A range of evidence supports the role of carbon capture, usage and storage (CCUS) in delivering the most competitive and productive UK transition to a low carbon future. Numerous whole energy system analyses demonstrate the robustness of the future role of CCUS, even with a conservative view of future cost reduction; for example those produced by the ETI and quoted by the Committee on Climate Change (CCC). This is underpinned by the versatility of CCUS and its unique potential for industrial decarbonisation. Failure to develop the capacity to deploy CCUS at commercial scale by 2030 will significantly increase the costs and risks of delivering the emissions reductions required for the fifth carbon budget and beyond.

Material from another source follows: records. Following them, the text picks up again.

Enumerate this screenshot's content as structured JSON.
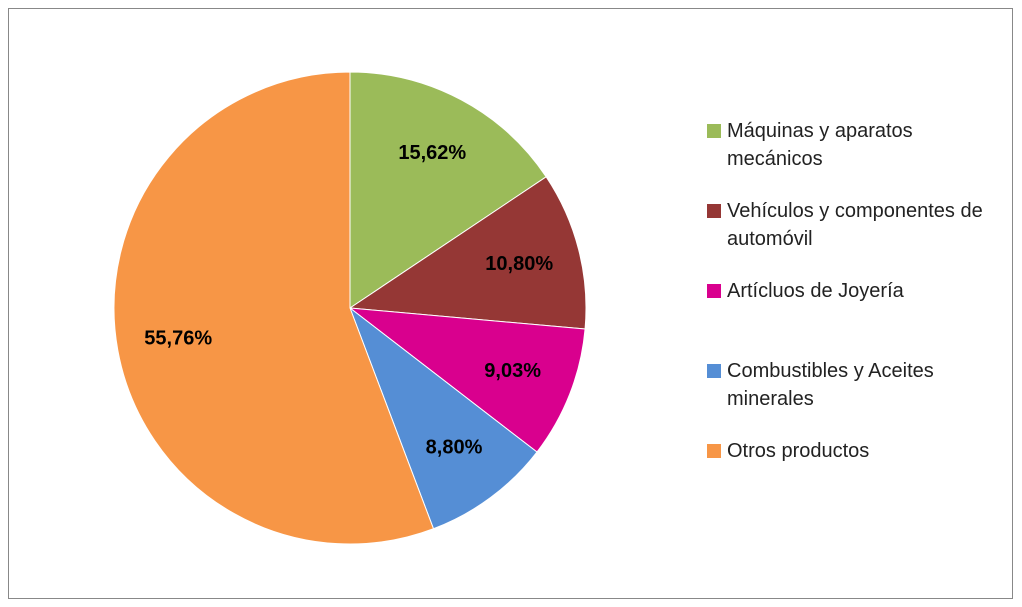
{
  "chart_data": {
    "type": "pie",
    "categories": [
      "Máquinas y aparatos mecánicos",
      "Vehículos y componentes de automóvil",
      "Artícluos de Joyería",
      "Combustibles y Aceites minerales",
      "Otros productos"
    ],
    "values": [
      15.62,
      10.8,
      9.03,
      8.8,
      55.76
    ],
    "value_labels": [
      "15,62%",
      "10,80%",
      "9,03%",
      "8,80%",
      "55,76%"
    ],
    "colors": [
      "#9bbb59",
      "#953735",
      "#d9008e",
      "#558ed5",
      "#f79646"
    ],
    "legend": "right"
  }
}
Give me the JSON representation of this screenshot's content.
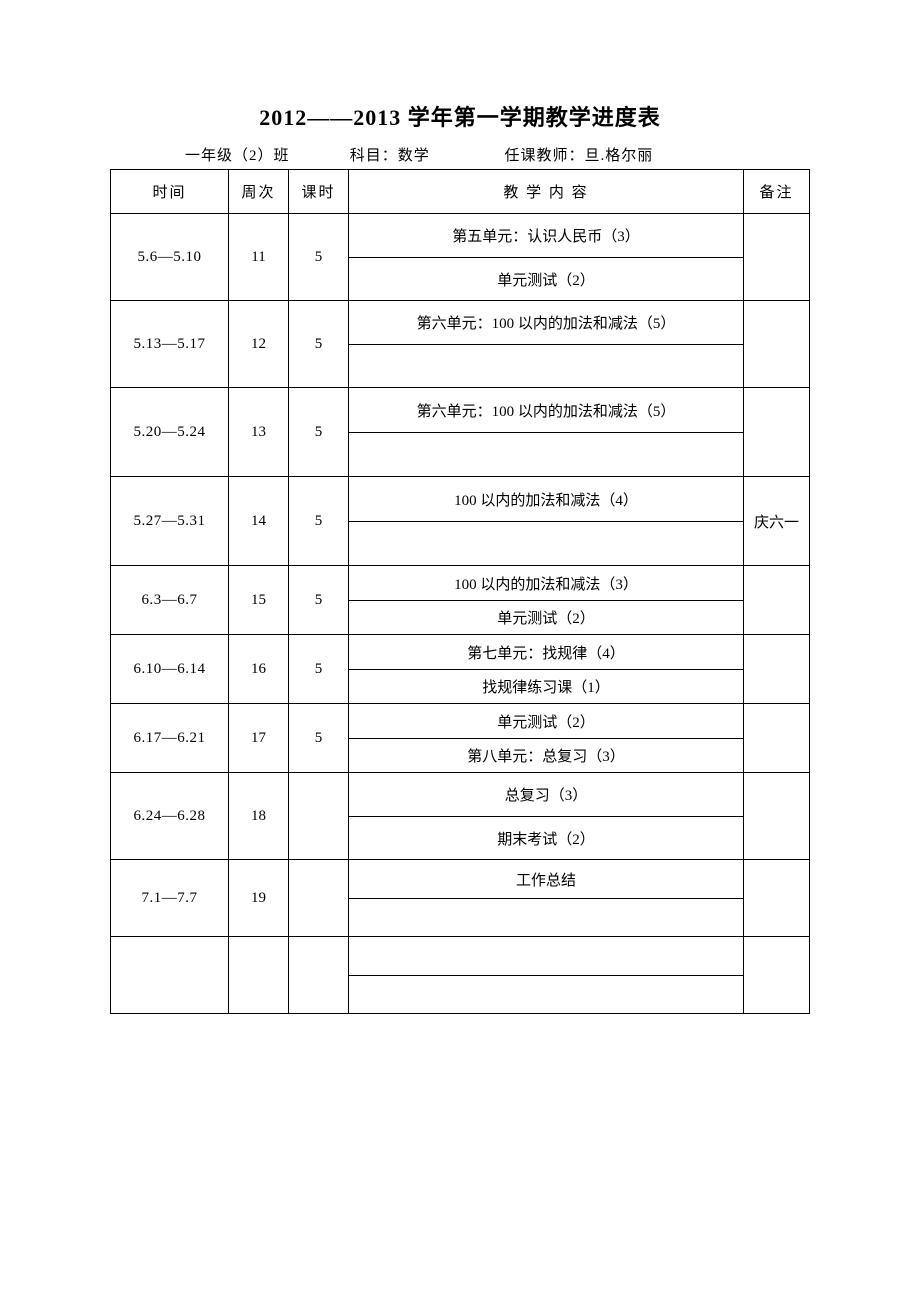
{
  "title": "2012——2013 学年第一学期教学进度表",
  "subtitle": {
    "class": "一年级（2）班",
    "subject_label": "科目：",
    "subject": "数学",
    "teacher_label": "任课教师：",
    "teacher": "旦.格尔丽"
  },
  "headers": {
    "time": "时间",
    "week": "周次",
    "hours": "课时",
    "content": "教 学 内 容",
    "note": "备注"
  },
  "rows": [
    {
      "time": "5.6—5.10",
      "week": "11",
      "hours": "5",
      "content": [
        "第五单元：认识人民币（3）",
        "单元测试（2）"
      ],
      "note": "",
      "css": "row-h-tall"
    },
    {
      "time": "5.13—5.17",
      "week": "12",
      "hours": "5",
      "content": [
        "第六单元：100 以内的加法和减法（5）",
        ""
      ],
      "note": "",
      "css": "row-h-tall"
    },
    {
      "time": "5.20—5.24",
      "week": "13",
      "hours": "5",
      "content": [
        "第六单元：100 以内的加法和减法（5）",
        ""
      ],
      "note": "",
      "css": "row-h-tall2"
    },
    {
      "time": "5.27—5.31",
      "week": "14",
      "hours": "5",
      "content": [
        "100 以内的加法和减法（4）",
        ""
      ],
      "note": "庆六一",
      "css": "row-h-tall2"
    },
    {
      "time": "6.3—6.7",
      "week": "15",
      "hours": "5",
      "content": [
        "100 以内的加法和减法（3）",
        "单元测试（2）"
      ],
      "note": "",
      "css": "row-h-med"
    },
    {
      "time": "6.10—6.14",
      "week": "16",
      "hours": "5",
      "content": [
        "第七单元：找规律（4）",
        "找规律练习课（1）"
      ],
      "note": "",
      "css": "row-h-med"
    },
    {
      "time": "6.17—6.21",
      "week": "17",
      "hours": "5",
      "content": [
        "单元测试（2）",
        "第八单元：总复习（3）"
      ],
      "note": "",
      "css": "row-h-med"
    },
    {
      "time": "6.24—6.28",
      "week": "18",
      "hours": "",
      "content": [
        "总复习（3）",
        "期末考试（2）"
      ],
      "note": "",
      "css": "row-h-tall"
    },
    {
      "time": "7.1—7.7",
      "week": "19",
      "hours": "",
      "content": [
        "工作总结",
        ""
      ],
      "note": "",
      "css": "row-h-19"
    },
    {
      "time": "",
      "week": "",
      "hours": "",
      "content": [
        "",
        ""
      ],
      "note": "",
      "css": "row-h-last"
    }
  ]
}
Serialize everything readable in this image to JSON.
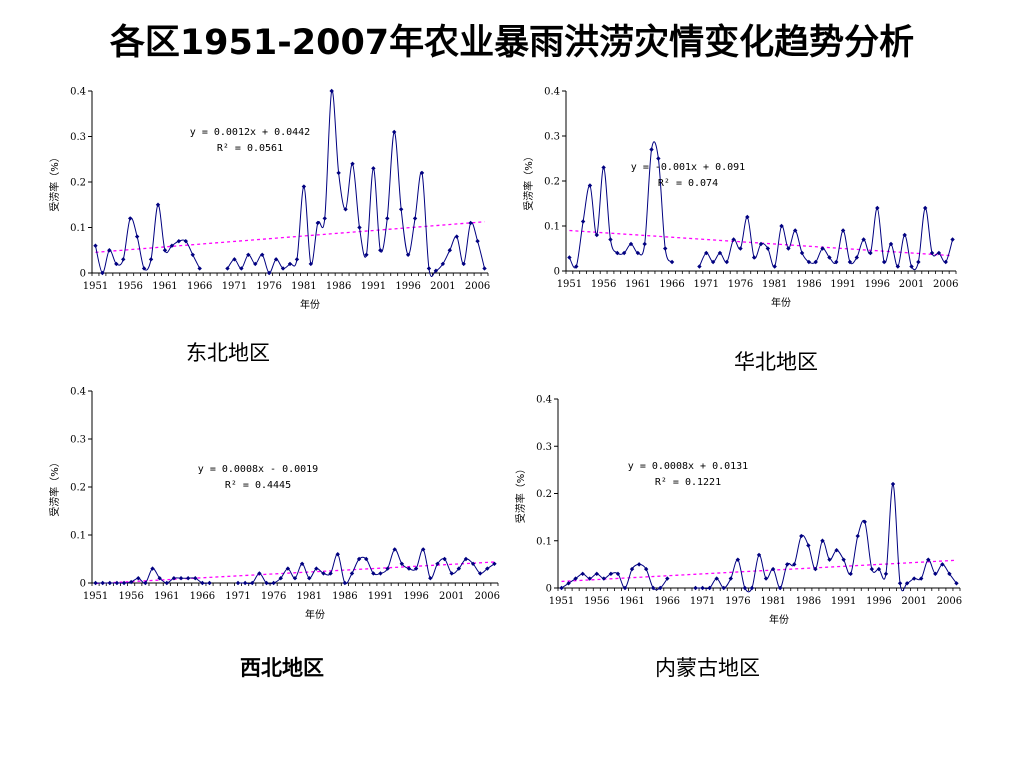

The key insights from our analysis are as follows:
Based on the analysis summarised in this report the savings to the UK from deploying brine production as part of a UK CCS rollout implementation strategy in line with that needed to deliver lowest-cost decarbonisation pathways would be at least £2 billion, but would most likely be more. This cost benefit is derived from a combination of:
- In-store cost reduction from economies of scale by enabling significantly increased storage capacity to reduce unit storage costs (in one example studied this was worth £1 billion over the life of the store - a 33% reduction); and
- Enhancing the capacity of cheaper stores, thereby obviating the need to appraise and develop more expensive stores (for the limited examples studied this was valued at another £1 billion).